Manchester’s the Trafford Centre has been taken over by Canada Pension Plan Investment Board (CPPIB), the country’s biggest pension fund, after previous owner Intu failed to find a buyer.

Before Intu’s collapse earlier this year, the pension fund – which invests on behalf of 20 million Canadians - had made a £250m loan to Intu Properties, secured against the Trafford Centre.

Intu fell into administration in June after talks to tackle its £4.5b debt pile, which was exacerbated by the impact of the coronavirus pandemic on the hospitality and retail sector, broke down with lenders.

As one of Intu’s biggest creditors, CPPIB was reportedly unwilling to let it use the Trafford Centre to gain further credit with its banks, ultimately leading to Intu’s collapse.

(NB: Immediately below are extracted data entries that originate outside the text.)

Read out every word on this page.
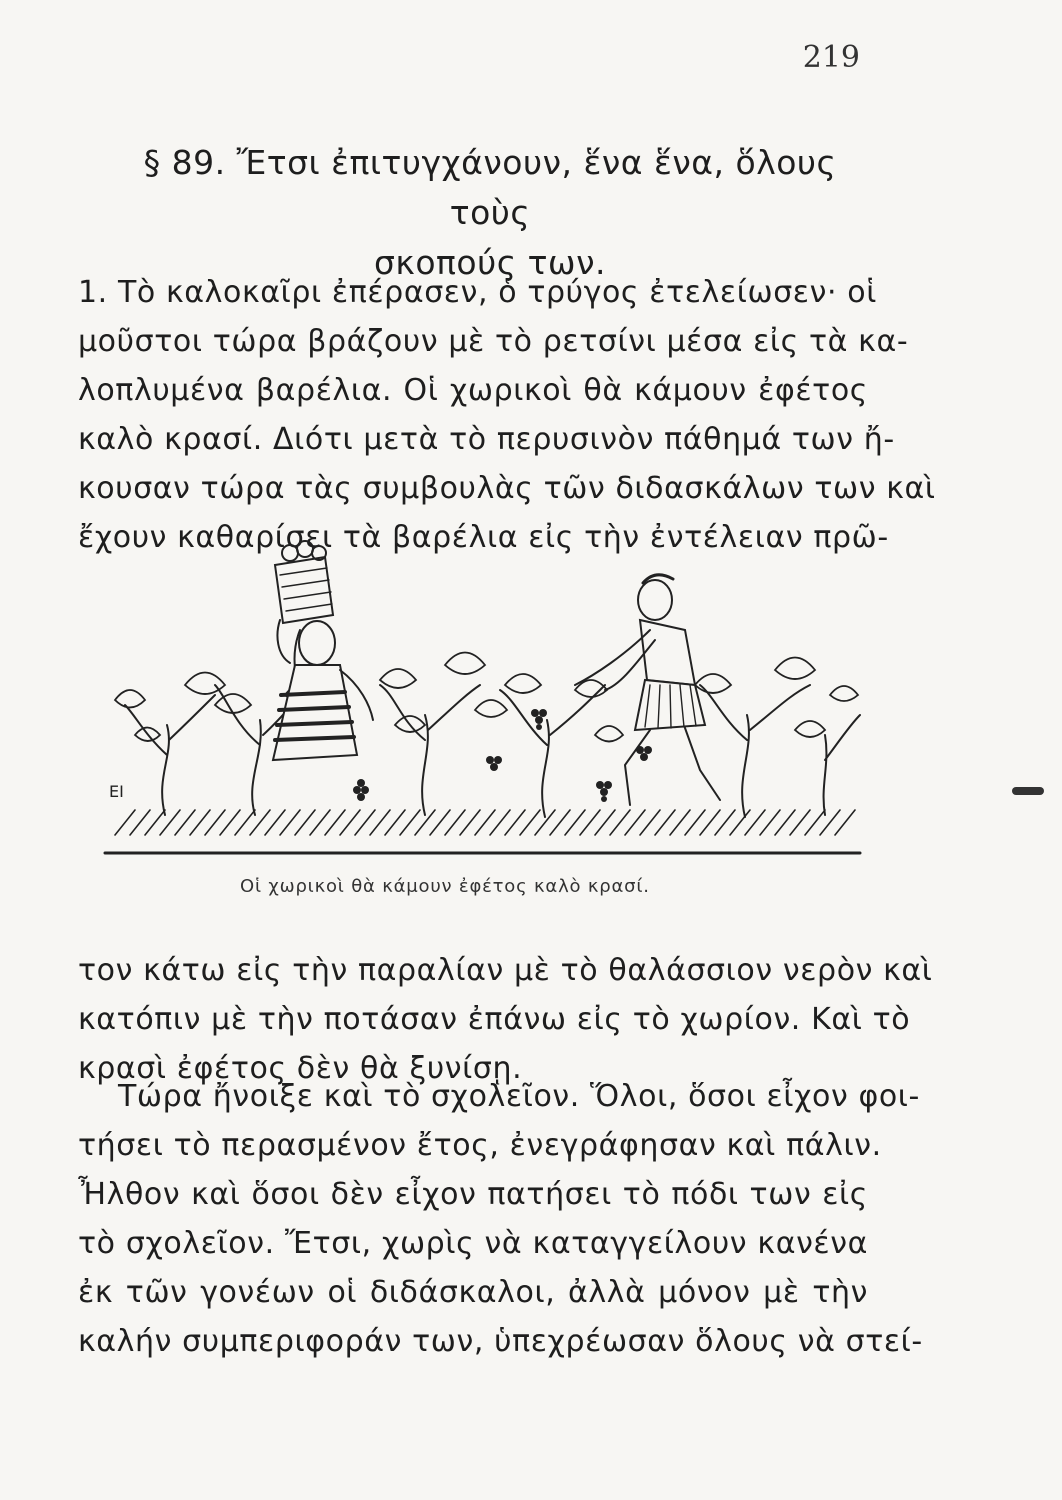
219
§ 89. Ἔτσι ἐπιτυγχάνουν, ἕνα ἕνα, ὅλους τοὺς
σκοπούς των.
1. Τὸ καλοκαῖρι ἐπέρασεν, ὁ τρύγος ἐτελείωσεν· οἱ
μοῦστοι τώρα βράζουν μὲ τὸ ρετσίνι μέσα εἰς τὰ κα-
λοπλυμένα βαρέλια. Οἱ χωρικοὶ θὰ κάμουν ἐφέτος
καλὸ κρασί. Διότι μετὰ τὸ περυσινὸν πάθημά των ἤ-
κουσαν τώρα τὰς συμβουλὰς τῶν διδασκάλων των καὶ
ἔχουν καθαρίσει τὰ βαρέλια εἰς τὴν ἐντέλειαν πρῶ-
ΕΙ
Οἱ χωρικοὶ θὰ κάμουν ἐφέτος καλὸ κρασί.
τον κάτω εἰς τὴν παραλίαν μὲ τὸ θαλάσσιον νερὸν καὶ
κατόπιν μὲ τὴν ποτάσαν ἐπάνω εἰς τὸ χωρίον. Καὶ τὸ
κρασὶ ἐφέτος δὲν θὰ ξυνίσῃ.
Τώρα ἤνοιξε καὶ τὸ σχολεῖον. Ὅλοι, ὅσοι εἶχον φοι-
τήσει τὸ περασμένον ἔτος, ἐνεγράφησαν καὶ πάλιν.
Ἦλθον καὶ ὅσοι δὲν εἶχον πατήσει τὸ πόδι των εἰς
τὸ σχολεῖον. Ἔτσι, χωρὶς νὰ καταγγείλουν κανένα
ἐκ τῶν γονέων οἱ διδάσκαλοι, ἀλλὰ μόνον μὲ τὴν
καλήν συμπεριφοράν των, ὑπεχρέωσαν ὅλους νὰ στεί-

Despite interest from retail tycoon Mike Ashley, Henderson Park Capital and Morgan Stanley’s property arm, CPPIB rejected offers, completed a debt-for-equity swap, and will continue to manage the centre and oversee its increase in value.

“The Trafford Centre is one of the UK’s top five shopping centres, welcoming more than 30 million shoppers annually, and counts many leading global retailers among its occupiers,” said Geoff Souter, managing director, head of real assets credit at CPPIB Credit.

“While conditions for retail in 2020 have been very challenging, we are able to take a long-term view and believe that, with strategic management and investment, the Trafford Centre has strong prospects.

“An immediate priority is to support the Trafford Centre’s management, ensuring continued optimal operation of the Trafford Centre, and to appoint a long-term expert operating partner.”